En primeur is the process which allows consumers to buy wines early while a vintage is still in a barrel. One of the benefits to us is the opportunity to purchase the wines at a discounted price, before thy are bottled (although this is by no means guaranteed). Another benefit of the process is to secure an allocation of a wine only available in small quantities – only a barrel or two of some top wines are produced in Burgundy owing to the massive fragmentation of some vineyards. The benefit to the producer is improved cash flow and an opportunity to market their wines and encourage new consumers to savour their vinous delights.
But there is a downside… Most of these wines will need another 5 years or more before they are ready to drink!
This week is the en primeur kick off for the 2011 vintage, so these wines have been developing since the grapes were picked in September 2011. Many of the wines will be bottled in February, however some of the very best Grand Crus may spend many more months in their oak barrels to develop even more complexity.
2011 appears to be a good, if not great year. Elegance seems to be the buzzword, with light and fruity wines. The view from the experts are that the wines will be great for early drinking so that’s good news in my book.
So off I went to the Lay & Wheeler Burgundy 2011 En Primeur tasting:
I managed 21 whites and 25 reds… And I know this sounds ridiculous but it was really hard work! The reason it was such hard work was because I found it so difficult to judge these young wines, many of which won’t be at their best for another 10 years.
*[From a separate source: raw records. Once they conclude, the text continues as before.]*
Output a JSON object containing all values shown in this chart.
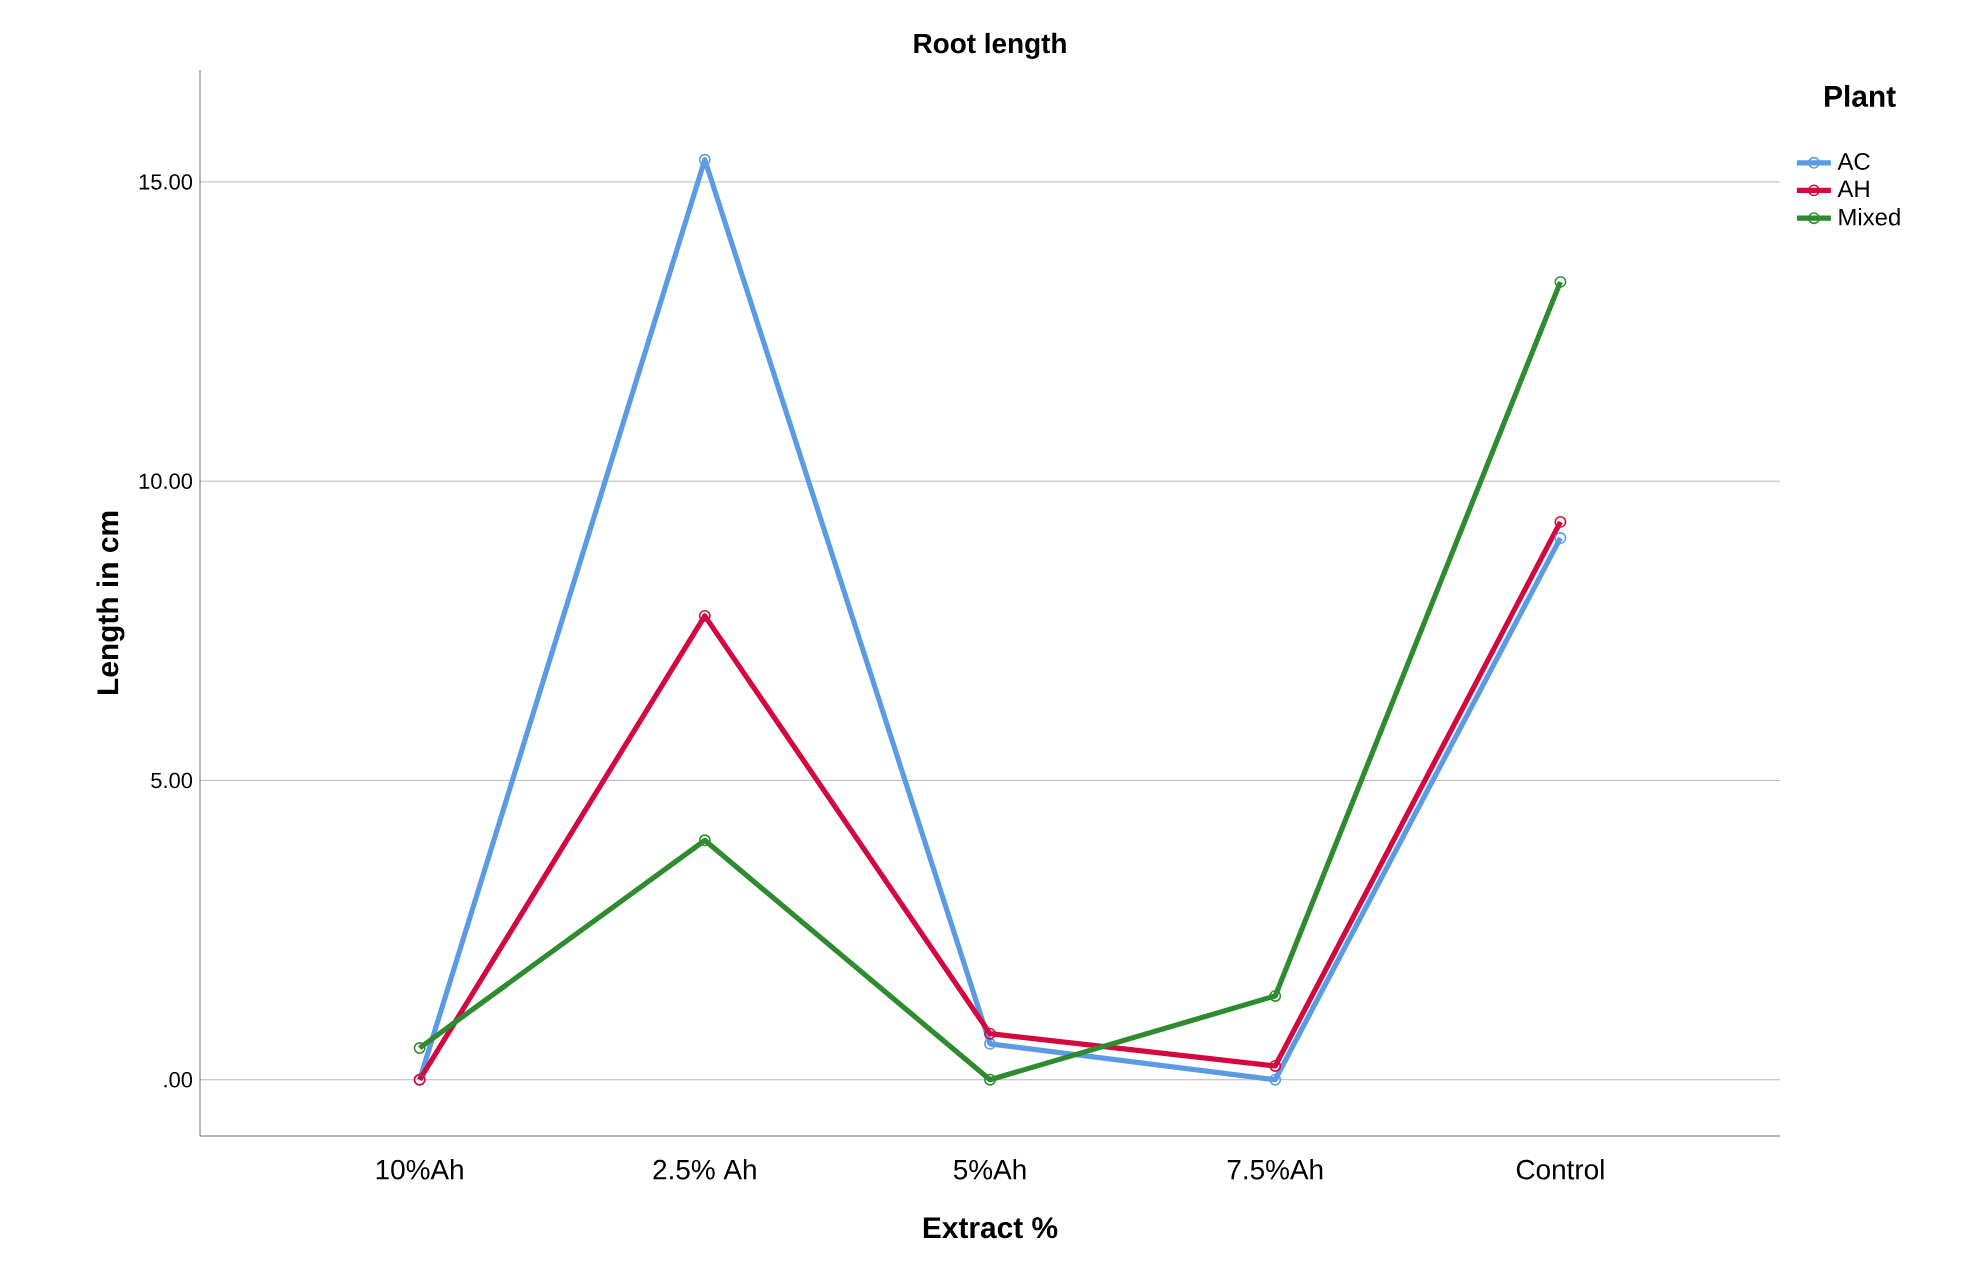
{
  "chart_data": {
    "type": "line",
    "title": "Root length",
    "xlabel": "Extract %",
    "ylabel": "Length in cm",
    "legend_title": "Plant",
    "categories": [
      "10%Ah",
      "2.5% Ah",
      "5%Ah",
      "7.5%Ah",
      "Control"
    ],
    "series": [
      {
        "name": "AC",
        "color": "#5b9be6",
        "values": [
          0.0,
          15.37,
          0.6,
          0.0,
          9.05
        ]
      },
      {
        "name": "AH",
        "color": "#d4083e",
        "values": [
          0.0,
          7.75,
          0.77,
          0.23,
          9.32
        ]
      },
      {
        "name": "Mixed",
        "color": "#2e8b2e",
        "values": [
          0.53,
          4.0,
          0.0,
          1.4,
          13.33
        ]
      }
    ],
    "ylim": [
      -0.94,
      16.87
    ],
    "yticks": [
      {
        "value": 0,
        "label": ".00"
      },
      {
        "value": 5,
        "label": "5.00"
      },
      {
        "value": 10,
        "label": "10.00"
      },
      {
        "value": 15,
        "label": "15.00"
      }
    ],
    "grid": "y",
    "legend": "top right",
    "marker": "circle",
    "line_style": "solid"
  }
}
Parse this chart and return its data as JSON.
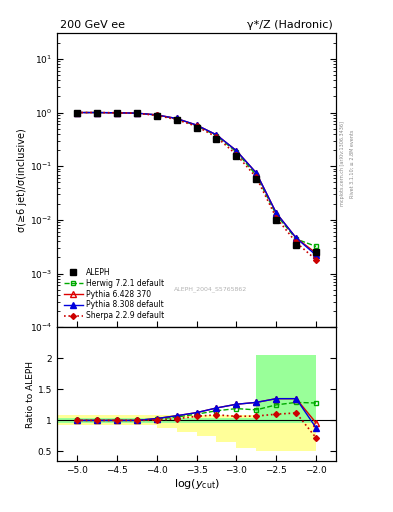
{
  "title_left": "200 GeV ee",
  "title_right": "γ*/Z (Hadronic)",
  "ylabel_main": "σ(≥6 jet)/σ(inclusive)",
  "ylabel_ratio": "Ratio to ALEPH",
  "xlabel": "log(y_{cut})",
  "right_label": "Rivet 3.1.10; ≥ 2.8M events",
  "right_label2": "mcplots.cern.ch [arXiv:1306.3436]",
  "watermark": "ALEPH_2004_S5765862",
  "xvals": [
    -5.0,
    -4.75,
    -4.5,
    -4.25,
    -4.0,
    -3.75,
    -3.5,
    -3.25,
    -3.0,
    -2.75,
    -2.5,
    -2.25,
    -2.0
  ],
  "aleph_y": [
    1.0,
    1.0,
    0.99,
    0.97,
    0.88,
    0.72,
    0.52,
    0.32,
    0.155,
    0.058,
    0.01,
    0.0034,
    0.0025
  ],
  "herwig_y": [
    1.0,
    1.0,
    0.99,
    0.975,
    0.9,
    0.76,
    0.57,
    0.37,
    0.185,
    0.068,
    0.0125,
    0.0044,
    0.0032
  ],
  "pythia6_y": [
    1.0,
    1.0,
    0.99,
    0.975,
    0.905,
    0.775,
    0.585,
    0.385,
    0.195,
    0.075,
    0.0135,
    0.0046,
    0.0024
  ],
  "pythia8_y": [
    1.0,
    1.0,
    0.99,
    0.975,
    0.905,
    0.775,
    0.585,
    0.385,
    0.195,
    0.075,
    0.0135,
    0.0046,
    0.0022
  ],
  "sherpa_y": [
    1.0,
    1.0,
    0.99,
    0.97,
    0.885,
    0.74,
    0.555,
    0.35,
    0.165,
    0.062,
    0.011,
    0.0038,
    0.0018
  ],
  "herwig_ratio": [
    1.0,
    1.0,
    1.0,
    1.0,
    1.02,
    1.055,
    1.1,
    1.155,
    1.19,
    1.17,
    1.25,
    1.29,
    1.28
  ],
  "pythia6_ratio": [
    1.0,
    1.0,
    1.0,
    1.0,
    1.03,
    1.075,
    1.125,
    1.2,
    1.26,
    1.29,
    1.35,
    1.35,
    0.96
  ],
  "pythia8_ratio": [
    1.0,
    1.0,
    1.0,
    1.0,
    1.03,
    1.075,
    1.125,
    1.2,
    1.26,
    1.29,
    1.35,
    1.35,
    0.88
  ],
  "sherpa_ratio": [
    1.0,
    1.0,
    1.0,
    1.0,
    1.005,
    1.027,
    1.065,
    1.09,
    1.065,
    1.07,
    1.1,
    1.12,
    0.72
  ],
  "colors": {
    "aleph": "#000000",
    "herwig": "#00aa00",
    "pythia6": "#dd0000",
    "pythia8": "#0000dd",
    "sherpa": "#cc0000"
  },
  "bg_color": "#ffffff",
  "xlim": [
    -5.25,
    -1.75
  ],
  "ylim_main": [
    0.0001,
    30
  ],
  "ylim_ratio": [
    0.35,
    2.5
  ]
}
To give scores to any of these wines would be impossible for me, and made me realise how much I have to learn. Also, 40-plus wines is a heck of a lot to get through and I did feel my palate getting tired! Some wine experts will do 3 of these tastings for 3 or 4 consecutive days, scoring each and every wine they taste – that to me is miraculous and I genuinely raise my glass (of water!) to them.
For me, the winner on the night was the Chardonnay. This is a very floral vintage but with lots of pure fruit aromas and flavours. I get the impression that the wines will be very approachable in their youth as there is plenty if crispness and decent acidity, although I would like just a touch more. The disappointment for me was Meursault, which just didn’t have the precision and purity of Chassagne Montrachet or Chablis. My pick would be Chassagne and I may put my name down for a couple of cases.
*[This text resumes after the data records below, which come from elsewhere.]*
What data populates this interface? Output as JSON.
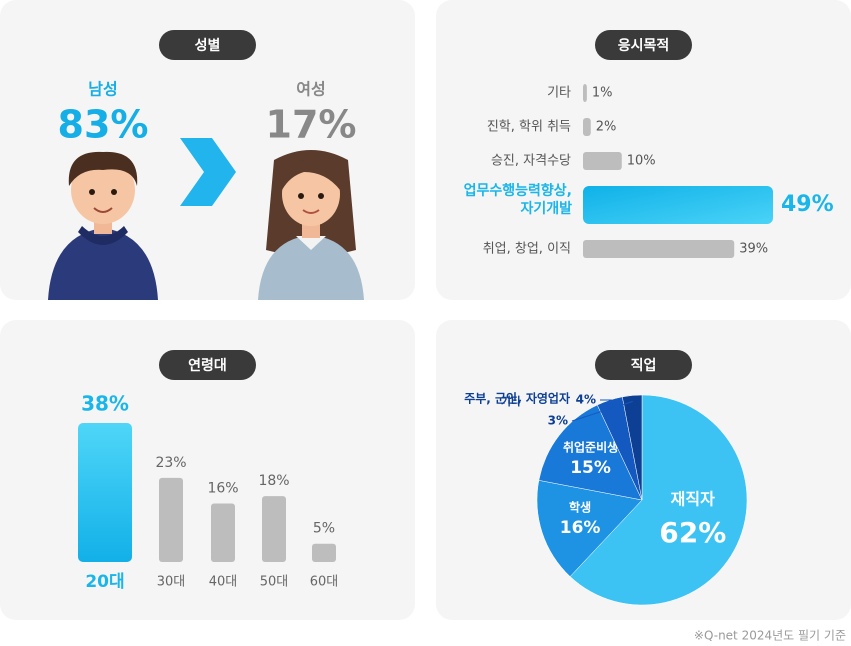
{
  "chart_data": [
    {
      "type": "gender",
      "title": "성별",
      "categories": [
        "남성",
        "여성"
      ],
      "values": [
        83,
        17
      ],
      "value_labels": [
        "83%",
        "17%"
      ],
      "colors": [
        "#16aee6",
        "#888888"
      ]
    },
    {
      "type": "hbar",
      "title": "응시목적",
      "categories": [
        "기타",
        "진학, 학위 취득",
        "승진, 자격수당",
        "업무수행능력향상,\n자기개발",
        "취업, 창업, 이직"
      ],
      "values": [
        1,
        2,
        10,
        49,
        39
      ],
      "value_labels": [
        "1%",
        "2%",
        "10%",
        "49%",
        "39%"
      ],
      "color": "#bdbdbd",
      "highlight_color": "#1ab6ea"
    },
    {
      "type": "bar",
      "title": "연령대",
      "categories": [
        "20대",
        "30대",
        "40대",
        "50대",
        "60대"
      ],
      "values": [
        38,
        23,
        16,
        18,
        5
      ],
      "value_labels": [
        "38%",
        "23%",
        "16%",
        "18%",
        "5%"
      ],
      "color": "#bdbdbd",
      "highlight_color": "#1ab6ea"
    },
    {
      "type": "pie",
      "title": "직업",
      "categories": [
        "재직자",
        "학생",
        "취업준비생",
        "주부, 군인,\n자영업자",
        "기타"
      ],
      "values": [
        62,
        16,
        15,
        4,
        3
      ],
      "value_labels": [
        "62%",
        "16%",
        "15%",
        "4%",
        "3%"
      ],
      "colors": [
        "#3cc3f3",
        "#1e93e4",
        "#1979d8",
        "#1459c0",
        "#0d3f95"
      ]
    }
  ],
  "footnote": "※Q-net 2024년도 필기 기준"
}
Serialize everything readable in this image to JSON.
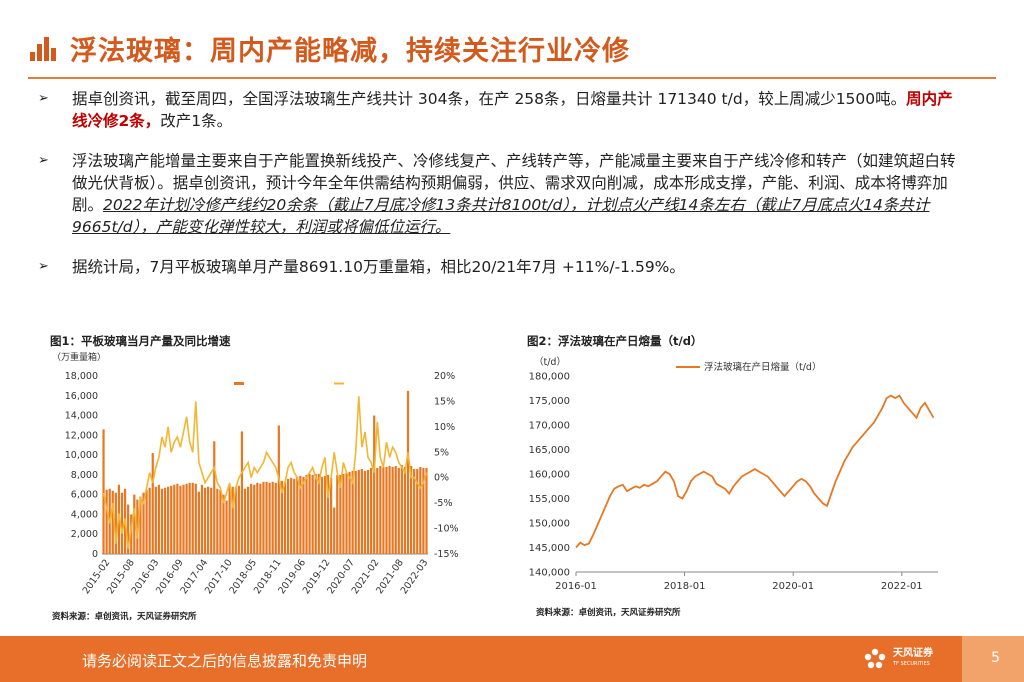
{
  "header": {
    "title": "浮法玻璃：周内产能略减，持续关注行业冷修"
  },
  "bullets": [
    {
      "mark": "➢",
      "parts": [
        {
          "text": "据卓创资讯，截至周四，全国浮法玻璃生产线共计 304条，在产 258条，日熔量共计 171340 t/d，较上周减少1500吨。",
          "style": "normal"
        },
        {
          "text": "周内产线冷修2条，",
          "style": "highlight"
        },
        {
          "text": "改产1条。",
          "style": "normal"
        }
      ]
    },
    {
      "mark": "➢",
      "parts": [
        {
          "text": "浮法玻璃产能增量主要来自于产能置换新线投产、冷修线复产、产线转产等，产能减量主要来自于产线冷修和转产（如建筑超白转做光伏背板）。据卓创资讯，预计今年全年供需结构预期偏弱，供应、需求双向削减，成本形成支撑，产能、利润、成本将博弈加剧。",
          "style": "normal"
        },
        {
          "text": "2022年计划冷修产线约20余条（截止7月底冷修13条共计8100t/d），计划点火产线14条左右（截止7月底点火14条共计9665t/d），产能变化弹性较大，利润或将偏低位运行。",
          "style": "italic"
        }
      ]
    },
    {
      "mark": "➢",
      "parts": [
        {
          "text": "据统计局，7月平板玻璃单月产量8691.10万重量箱，相比20/21年7月 +11%/-1.59%。",
          "style": "normal"
        }
      ]
    }
  ],
  "figure1": {
    "caption": "图1：平板玻璃当月产量及同比增速",
    "unit": "（万重量箱）",
    "legend": [
      "",
      ""
    ],
    "source": "资料来源：卓创资讯，天风证券研究所",
    "chart_data": {
      "type": "bar",
      "y_left_ticks": [
        "18,000",
        "16,000",
        "14,000",
        "12,000",
        "10,000",
        "8,000",
        "6,000",
        "4,000",
        "2,000",
        "0"
      ],
      "y_right_ticks": [
        "20%",
        "15%",
        "10%",
        "5%",
        "0%",
        "-5%",
        "-10%",
        "-15%"
      ],
      "ylim_left": [
        0,
        18000
      ],
      "ylim_right": [
        -15,
        20
      ],
      "x_ticks": [
        "2015-02",
        "2015-08",
        "2016-03",
        "2016-09",
        "2017-04",
        "2017-10",
        "2018-05",
        "2018-11",
        "2019-06",
        "2019-12",
        "2020-07",
        "2021-02",
        "2021-08",
        "2022-03"
      ],
      "bar_color": "#e87722",
      "line_color": "#f2b632",
      "series": [
        {
          "name": "",
          "type": "bar",
          "values": [
            12600,
            6500,
            6600,
            6400,
            6200,
            7000,
            6200,
            6600,
            5000,
            4000,
            6000,
            5500,
            5800,
            6200,
            6500,
            6700,
            10200,
            6800,
            7000,
            6600,
            6700,
            6800,
            6900,
            7000,
            7100,
            6900,
            7000,
            7100,
            7200,
            7200,
            7100,
            6300,
            7000,
            6700,
            6800,
            6700,
            11400,
            6600,
            6500,
            6000,
            5400,
            6900,
            6800,
            6700,
            6900,
            12400,
            6600,
            6800,
            7100,
            7000,
            7200,
            7100,
            7300,
            7300,
            7200,
            7300,
            7200,
            13000,
            7400,
            7300,
            7600,
            7700,
            7600,
            7800,
            7900,
            7800,
            8000,
            8100,
            8000,
            8100,
            8100,
            7800,
            7900,
            8000,
            7700,
            4700,
            8000,
            8000,
            8100,
            8200,
            8300,
            8400,
            8400,
            8500,
            8600,
            8400,
            8500,
            8700,
            14000,
            8700,
            8900,
            8800,
            8800,
            8900,
            8800,
            8900,
            8700,
            9000,
            8800,
            16500,
            8900,
            8600,
            8600,
            8800,
            8700,
            8700
          ]
        },
        {
          "name": "",
          "type": "line",
          "axis": "right",
          "values": [
            -3,
            -6,
            -9,
            -5,
            -13,
            -7,
            -11,
            -8,
            -14,
            -10,
            -6,
            -12,
            -4,
            -5,
            -2,
            1,
            -1,
            2,
            4,
            8,
            6,
            10,
            5,
            7,
            8,
            6,
            9,
            12,
            7,
            5,
            15,
            3,
            1,
            -1,
            0,
            1,
            2,
            -1,
            -2,
            -5,
            -3,
            -1,
            -6,
            -2,
            0,
            1,
            2,
            3,
            0,
            2,
            1,
            2,
            3,
            5,
            4,
            3,
            2,
            0,
            -3,
            -1,
            2,
            3,
            1,
            0,
            -2,
            -1,
            0,
            1,
            2,
            0,
            -1,
            2,
            4,
            -4,
            0,
            5,
            1,
            -2,
            3,
            1,
            0,
            -1,
            5,
            16,
            6,
            9,
            4,
            3,
            1,
            11,
            4,
            2,
            7,
            4,
            6,
            5,
            3,
            2,
            1,
            5,
            0,
            0,
            -1,
            -2,
            -1,
            1
          ]
        }
      ]
    }
  },
  "figure2": {
    "caption": "图2：浮法玻璃在产日熔量（t/d）",
    "unit": "（t/d）",
    "legend": "浮法玻璃在产日熔量（t/d）",
    "source": "资料来源：卓创资讯，天风证券研究所",
    "chart_data": {
      "type": "line",
      "ylim": [
        140000,
        180000
      ],
      "y_ticks": [
        "180,000",
        "175,000",
        "170,000",
        "165,000",
        "160,000",
        "155,000",
        "150,000",
        "145,000",
        "140,000"
      ],
      "x_ticks": [
        "2016-01",
        "2018-01",
        "2020-01",
        "2022-01"
      ],
      "line_color": "#e87722",
      "series": [
        {
          "name": "浮法玻璃在产日熔量（t/d）",
          "x_start": "2016-01",
          "x_step": "month",
          "values": [
            145000,
            146000,
            145500,
            145800,
            147500,
            149500,
            151500,
            153500,
            155500,
            157000,
            157500,
            157800,
            156500,
            157000,
            157500,
            157200,
            157800,
            157500,
            158000,
            158500,
            159500,
            160500,
            160000,
            158500,
            155500,
            155000,
            156500,
            158500,
            159500,
            160000,
            160500,
            160000,
            159500,
            158000,
            157500,
            157000,
            156000,
            157500,
            158500,
            159500,
            160000,
            160500,
            161000,
            160500,
            160000,
            159500,
            158500,
            157500,
            156500,
            155500,
            156500,
            157500,
            158500,
            159000,
            158500,
            157500,
            156000,
            155000,
            154000,
            153500,
            156000,
            158500,
            160500,
            162500,
            164000,
            165500,
            166500,
            167500,
            168500,
            169500,
            170500,
            172000,
            173500,
            175500,
            176000,
            175500,
            176000,
            174500,
            173500,
            172500,
            171500,
            173500,
            174500,
            173000,
            171500
          ]
        }
      ]
    }
  },
  "footer": {
    "disclaimer": "请务必阅读正文之后的信息披露和免责申明",
    "logo_cn": "天风证券",
    "logo_en": "TF SECURITIES",
    "page": "5"
  },
  "colors": {
    "accent": "#e76f2a",
    "title": "#d35a1c",
    "highlight": "#c00000"
  }
}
The redsI found really difficult to pinpoint. Being so young, the wines are still very tannic and you have to look beyond that to find the fruit – I suppose its a bit like buying a house and trying not to notice the floral yellow wallpaper! The Côte de Beaune reds I found a little uninspiring, lacking a bit in acidity and freshness. Having said that, my favourite red of the night was the De Montille Clos du Roi, from Corton (one of their Volnays was my wine of the year in 2012). The wines from the Côte de Nuits, however, seemed to have more depth and are built to last. The other thing that was also consistent was the quality progression from Village to Premier Cru to Grand Cru wines.
But the last word has to go to Chassagne… My choice of last wine on the night was the Domaine Fontaine-Gagnard Criots-Montrachet Grand Cru… I just wish I had a spare £540 for a case of 6!